Hell, no, says Kevin Roberts, head of the international Saatchi & Saatchi group. The industry exists for times like these, he told the FM earlier this year. "The role of agencies today is to provide a voice of optimism and to generate the one thing that will take us through this: ideas that will emotionally connect with consumers and rebuild consumer confidence.
"We are the only people that have ideas in our genes, that have the talent to develop those things. Our role is to see a future and to inspire clients. I'm trying to tell the advertising industry wherever I go that we were made for moments like this. We're in the ideas business, we're made for this opportunity."
But it's not enough simply to throw out ideas. Agencies must also deliver on them and prove their effectiveness. Michael Fassnacht, Draftfcb Worldwide's global chief strategy officer, has a view that creative directors around the world will consider heresy. "I don't care about creative awards. They're very nice but they are not important. What matters is moving our clients' goods, off the shelves and out of the showroom. That is what advertising is about, not self-glorification."

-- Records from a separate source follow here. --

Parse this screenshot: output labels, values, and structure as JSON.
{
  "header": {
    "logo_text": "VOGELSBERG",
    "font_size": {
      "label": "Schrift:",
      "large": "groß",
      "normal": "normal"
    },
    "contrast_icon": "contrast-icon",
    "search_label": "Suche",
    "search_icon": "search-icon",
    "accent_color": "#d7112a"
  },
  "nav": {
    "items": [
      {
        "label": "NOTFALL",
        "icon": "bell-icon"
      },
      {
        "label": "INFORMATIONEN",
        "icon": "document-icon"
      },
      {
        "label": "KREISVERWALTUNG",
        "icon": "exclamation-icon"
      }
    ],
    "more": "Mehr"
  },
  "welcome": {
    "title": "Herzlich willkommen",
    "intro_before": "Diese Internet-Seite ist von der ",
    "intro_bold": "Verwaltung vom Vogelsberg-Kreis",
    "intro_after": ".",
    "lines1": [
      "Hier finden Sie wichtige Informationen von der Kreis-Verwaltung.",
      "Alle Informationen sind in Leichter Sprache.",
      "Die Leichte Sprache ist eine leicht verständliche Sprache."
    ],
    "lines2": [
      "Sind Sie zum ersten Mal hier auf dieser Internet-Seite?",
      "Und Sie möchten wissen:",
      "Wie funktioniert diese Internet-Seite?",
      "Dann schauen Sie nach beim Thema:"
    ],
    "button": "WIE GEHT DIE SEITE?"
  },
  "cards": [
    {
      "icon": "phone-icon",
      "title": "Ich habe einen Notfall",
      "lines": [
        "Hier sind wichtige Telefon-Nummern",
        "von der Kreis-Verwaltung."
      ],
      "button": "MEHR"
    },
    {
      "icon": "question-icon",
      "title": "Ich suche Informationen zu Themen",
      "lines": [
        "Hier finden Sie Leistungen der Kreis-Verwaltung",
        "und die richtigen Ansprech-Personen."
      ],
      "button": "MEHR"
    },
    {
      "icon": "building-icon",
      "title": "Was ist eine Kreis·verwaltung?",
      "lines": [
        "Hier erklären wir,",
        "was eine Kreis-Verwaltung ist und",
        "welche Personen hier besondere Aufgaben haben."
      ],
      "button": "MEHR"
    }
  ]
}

The increasing importance of the local Apex awards for effective advertising suggests agencies are also swinging round to this view, though they are light years away from considering creative awards "not important". Compare the Loeries festival weekend frenzy with the restrained Apex night out.
But as clients swing towards demanding proof of bottom-line success, so agencies will move with them. It's no coincidence that many of SA's top-rated ad agencies are successful both creatively and effectively.
Roberts suggests agencies should also use recession as an opportunity to expand and talent-scout. Like Fassnacht's view of creative awards, it's not an idea likely to win unanimous favour. In accountants' minds, more bodies mean more wages and therefore more immediate costs.
Roberts takes a different view. More bodies also means more talent. If there are outstanding skills available as a result of industry agency cutbacks, snap them up. "You can hire more talent because there's so much around in the marketplace without a home."
His message: If you can afford it (you can't afford not to), don't wait for the upturn before you act. Be ready and fighting-fit for when it arrives.